Political Order and Political Decay picks up the story at this point, taking the reader on a whirlwind tour of modern development from the French Revolution to the present. Mr Fukuyama is nothing if not ambitious. He wants to discover how and why liberal democracy develops.
Thus, he suggests that military competition can push states to modernise, citing ancient China and, more recently, Japan and Prussia. But he also notes many cases where military competition had no positive effect on state building (19th century Latin America) and many where it had a negative effect (Papua New Guinea, as well as other parts of Melanesia). And he suggests that the sequencing of political development is important, arguing that "those countries in which democracy preceded modern state building have had much greater problems achieving high-quality governance than those that inherited modern states from absolutist times". But the cases he gives as examples do not necessarily fit the argument well (since Prussia's state eventually had trouble deferring to civilian authorities and the early weakness of the Italian state was probably caused more by a lack of democracy than a surfeit of it).

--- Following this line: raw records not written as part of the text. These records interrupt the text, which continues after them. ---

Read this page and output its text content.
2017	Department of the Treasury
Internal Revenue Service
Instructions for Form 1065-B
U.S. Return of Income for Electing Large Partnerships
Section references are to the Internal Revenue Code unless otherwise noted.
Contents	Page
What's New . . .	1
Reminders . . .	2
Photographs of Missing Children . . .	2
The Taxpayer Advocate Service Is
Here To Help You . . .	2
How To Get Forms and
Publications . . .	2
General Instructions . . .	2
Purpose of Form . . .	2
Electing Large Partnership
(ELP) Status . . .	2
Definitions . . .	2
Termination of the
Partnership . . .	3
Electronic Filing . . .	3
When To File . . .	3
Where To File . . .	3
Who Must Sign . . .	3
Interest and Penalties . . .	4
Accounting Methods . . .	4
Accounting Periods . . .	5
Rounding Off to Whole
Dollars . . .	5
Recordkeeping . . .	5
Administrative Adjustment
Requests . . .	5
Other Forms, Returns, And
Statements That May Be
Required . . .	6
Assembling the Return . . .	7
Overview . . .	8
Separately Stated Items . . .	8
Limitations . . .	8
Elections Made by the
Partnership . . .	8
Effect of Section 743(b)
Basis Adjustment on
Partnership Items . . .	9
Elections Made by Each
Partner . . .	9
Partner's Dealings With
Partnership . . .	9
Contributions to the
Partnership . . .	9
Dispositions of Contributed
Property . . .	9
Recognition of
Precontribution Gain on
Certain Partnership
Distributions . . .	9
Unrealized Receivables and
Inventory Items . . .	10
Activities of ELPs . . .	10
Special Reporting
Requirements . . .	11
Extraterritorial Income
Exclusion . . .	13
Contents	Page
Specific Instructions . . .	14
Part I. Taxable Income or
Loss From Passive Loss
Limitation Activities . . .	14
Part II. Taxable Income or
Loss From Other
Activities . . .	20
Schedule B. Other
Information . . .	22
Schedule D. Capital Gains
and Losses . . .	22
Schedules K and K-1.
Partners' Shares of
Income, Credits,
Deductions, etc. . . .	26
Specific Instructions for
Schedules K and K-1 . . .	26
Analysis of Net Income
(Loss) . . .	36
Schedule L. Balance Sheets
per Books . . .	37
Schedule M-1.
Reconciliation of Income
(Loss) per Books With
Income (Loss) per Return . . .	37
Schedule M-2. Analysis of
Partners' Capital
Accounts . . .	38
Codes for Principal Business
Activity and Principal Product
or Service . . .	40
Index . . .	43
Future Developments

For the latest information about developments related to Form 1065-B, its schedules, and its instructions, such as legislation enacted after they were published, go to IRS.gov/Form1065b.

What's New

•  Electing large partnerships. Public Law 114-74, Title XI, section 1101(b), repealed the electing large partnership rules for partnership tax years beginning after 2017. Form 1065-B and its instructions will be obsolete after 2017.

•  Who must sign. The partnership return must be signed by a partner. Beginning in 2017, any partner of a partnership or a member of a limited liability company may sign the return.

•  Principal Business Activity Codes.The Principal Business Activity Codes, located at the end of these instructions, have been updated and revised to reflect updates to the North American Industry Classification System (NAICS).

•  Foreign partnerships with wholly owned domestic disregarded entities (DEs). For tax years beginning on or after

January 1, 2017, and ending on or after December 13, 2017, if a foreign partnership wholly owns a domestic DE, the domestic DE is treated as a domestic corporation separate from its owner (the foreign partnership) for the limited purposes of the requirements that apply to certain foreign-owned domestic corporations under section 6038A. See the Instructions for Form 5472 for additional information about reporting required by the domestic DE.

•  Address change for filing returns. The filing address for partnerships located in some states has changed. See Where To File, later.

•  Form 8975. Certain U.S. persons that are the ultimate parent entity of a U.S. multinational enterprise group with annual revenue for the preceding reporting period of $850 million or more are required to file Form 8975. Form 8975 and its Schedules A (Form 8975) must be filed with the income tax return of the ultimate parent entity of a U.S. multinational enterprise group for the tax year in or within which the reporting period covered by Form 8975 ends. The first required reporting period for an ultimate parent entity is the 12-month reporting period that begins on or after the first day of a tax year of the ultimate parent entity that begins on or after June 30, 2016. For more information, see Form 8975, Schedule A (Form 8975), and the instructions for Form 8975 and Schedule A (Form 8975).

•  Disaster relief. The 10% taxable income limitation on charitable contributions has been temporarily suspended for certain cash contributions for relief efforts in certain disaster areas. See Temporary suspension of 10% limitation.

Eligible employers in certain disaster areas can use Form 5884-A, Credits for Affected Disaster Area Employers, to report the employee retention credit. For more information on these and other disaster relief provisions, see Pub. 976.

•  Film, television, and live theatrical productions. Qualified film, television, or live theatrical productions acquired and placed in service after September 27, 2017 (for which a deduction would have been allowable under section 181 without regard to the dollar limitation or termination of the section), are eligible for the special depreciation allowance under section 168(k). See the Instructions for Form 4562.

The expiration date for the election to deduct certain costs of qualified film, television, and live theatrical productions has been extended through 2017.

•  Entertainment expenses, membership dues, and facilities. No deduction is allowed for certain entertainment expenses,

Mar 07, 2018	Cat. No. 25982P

Perhaps Mr Fukuyama's most interesting section is his discussion of the United States, which is used to illustrate the interaction of democracy and state building. Up through the 19th century, he notes, the United States had a weak, corrupt and patrimonial state. From the end of the 19th to the middle of the 20th century, however, the American state was transformed into a strong and effective independent actor, first by the Progressives and then by the New Deal. This change was driven by "a social revolution brought about by industrialization, which mobilized a host of new political actors with no interest in the old clientelist system".
Yet if the United States illustrates how democratic states can develop, it also illustrates how they can decline. Drawing on Huntington again, Mr Fukuyama reminds us that "all political systems - past and present - are liable to decay", as older institutional structures fail to evolve to meet the needs of a changing world.
Over the past few decades, American political development has gone into reverse, Mr Fukuyama says, as its state has become weaker, less efficient and more corrupt. One cause is growing economic inequality and concentration of wealth, which has allowed elites to purchase immense political power and manipulate the system to further their own interests. Another cause is the permeability of American political institutions to interest groups, allowing an array of factions that "are collectively unrepresentative of the public as a whole" to exercise disproportionate influence on government.
Mr Fukuyama fears that America's problems may increasingly come to characterise other liberal democracies.
His readers are, thus, left with a depressing paradox. Liberal democracy remains the best system for dealing with the challenges of modernity, and there is little reason to believe that Chinese, Russian or Islamist alternatives can provide the diverse range of economic, social and political goods that all humans crave. But unless liberal democracies can somehow manage to reform themselves and combat institutional decay, history will end not with a bang but with a resounding whimper.